USC Book Prize in Literary and Cultural Studies

2013 Recipient

Jan Plamper

The Stalin Cult: A Study in the Alchemy of Power

The University of Southern California Book Prize in Literary and Cultural Studies, established in 2009 and sponsored by the Department of Slavic Languages and Literatures at the University of Southern California, is awarded annually for an outstanding monograph published on Russia, Eastern Europe, or Eurasia in the fields of literary and cultural studies in the previous calendar year.

Winner: Jan Plamper
Title: The Stalin Cult: A Study in the Alchemy of Power (Yale University Press)

As the title term “alchemy” suggests, the Stalin cult cohered as a cultural formation out of a mysterious yet powerful combination of elements, the whole much greater than the sum of its individual parts. How might we reconstruct the emergence of this cult to identify the social, cultural, and political forces that generated the enduring mythic image of the beloved leader? Plamper’s original and intellectually ambitious interdisciplinary study takes on this daunting task and succeeds admirably, uncovering a complex set of cultural processes at work across the 1920s-50s. Plamper considers the workings of collective imagination in a deft fusion of documentary research and creative insight.

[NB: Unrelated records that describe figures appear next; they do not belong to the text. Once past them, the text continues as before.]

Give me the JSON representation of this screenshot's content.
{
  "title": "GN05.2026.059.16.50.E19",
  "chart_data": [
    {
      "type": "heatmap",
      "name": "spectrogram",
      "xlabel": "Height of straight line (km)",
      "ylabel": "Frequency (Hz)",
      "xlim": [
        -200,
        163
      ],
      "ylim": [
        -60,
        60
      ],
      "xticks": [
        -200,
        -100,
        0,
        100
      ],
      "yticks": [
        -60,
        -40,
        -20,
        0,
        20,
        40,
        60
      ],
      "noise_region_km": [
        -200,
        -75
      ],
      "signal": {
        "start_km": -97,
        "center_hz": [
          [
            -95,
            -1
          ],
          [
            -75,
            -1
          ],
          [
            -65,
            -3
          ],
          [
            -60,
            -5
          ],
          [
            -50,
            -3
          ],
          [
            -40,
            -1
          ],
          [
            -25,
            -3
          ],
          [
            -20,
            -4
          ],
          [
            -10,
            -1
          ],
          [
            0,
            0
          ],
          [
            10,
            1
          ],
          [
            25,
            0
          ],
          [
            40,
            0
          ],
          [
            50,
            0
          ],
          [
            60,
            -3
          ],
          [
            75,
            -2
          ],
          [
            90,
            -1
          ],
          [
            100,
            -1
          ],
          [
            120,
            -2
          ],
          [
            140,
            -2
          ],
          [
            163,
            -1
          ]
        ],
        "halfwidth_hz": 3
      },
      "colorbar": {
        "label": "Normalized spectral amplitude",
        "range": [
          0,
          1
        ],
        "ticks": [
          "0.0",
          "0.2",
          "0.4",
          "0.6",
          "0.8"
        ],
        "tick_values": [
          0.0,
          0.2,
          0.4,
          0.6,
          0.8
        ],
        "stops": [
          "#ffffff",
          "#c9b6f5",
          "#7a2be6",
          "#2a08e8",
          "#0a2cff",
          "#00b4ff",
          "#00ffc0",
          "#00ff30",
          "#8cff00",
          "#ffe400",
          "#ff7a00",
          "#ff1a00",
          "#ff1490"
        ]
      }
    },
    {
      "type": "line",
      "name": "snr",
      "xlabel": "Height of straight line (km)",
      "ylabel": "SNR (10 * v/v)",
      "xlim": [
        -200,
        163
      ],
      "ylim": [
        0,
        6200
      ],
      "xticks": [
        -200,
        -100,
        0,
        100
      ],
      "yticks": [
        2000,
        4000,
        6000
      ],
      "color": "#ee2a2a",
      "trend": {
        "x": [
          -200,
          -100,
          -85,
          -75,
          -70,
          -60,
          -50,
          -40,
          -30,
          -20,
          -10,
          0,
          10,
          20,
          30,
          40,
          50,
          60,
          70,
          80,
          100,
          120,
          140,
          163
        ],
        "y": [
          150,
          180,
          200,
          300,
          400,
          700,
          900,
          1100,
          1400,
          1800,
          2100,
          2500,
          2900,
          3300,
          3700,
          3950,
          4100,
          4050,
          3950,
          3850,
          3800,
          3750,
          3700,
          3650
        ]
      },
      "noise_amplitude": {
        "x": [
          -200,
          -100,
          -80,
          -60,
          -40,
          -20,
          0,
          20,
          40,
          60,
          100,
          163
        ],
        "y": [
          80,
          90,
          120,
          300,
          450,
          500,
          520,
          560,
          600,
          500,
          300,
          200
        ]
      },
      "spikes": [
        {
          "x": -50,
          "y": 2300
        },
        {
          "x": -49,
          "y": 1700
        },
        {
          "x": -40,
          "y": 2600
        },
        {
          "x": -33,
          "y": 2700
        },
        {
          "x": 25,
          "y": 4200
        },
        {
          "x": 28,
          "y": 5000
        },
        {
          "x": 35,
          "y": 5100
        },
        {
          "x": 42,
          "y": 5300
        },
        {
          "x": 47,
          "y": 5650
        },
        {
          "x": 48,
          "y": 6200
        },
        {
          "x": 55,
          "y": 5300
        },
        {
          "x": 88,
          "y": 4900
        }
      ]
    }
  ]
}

Plamper’s book is striking in its conception and design — a bipartite structure that investigates both products (Part One) and production (Part Two), crisscrossing time and space. This structure allows him to show how a variety of “cult products” — songs, poems, plays, films, posters, portraits, and sculpture — saturated the vast public space of Soviet Union with rhetoric, images, and artefacts, and reached beyond into the world at large. He also identifies the actors, institutions, and practices that put the mechanisms of cult production into motion and kept them humming. A forceful and engaging writer, Plamper weaves in comparative consideration of personality cults from other historical periods and cultures, which he illuminates with an impressive command of the theoretical and critical literature from inside and outside our field. Plamper’s study will be influential across a wide range of readership.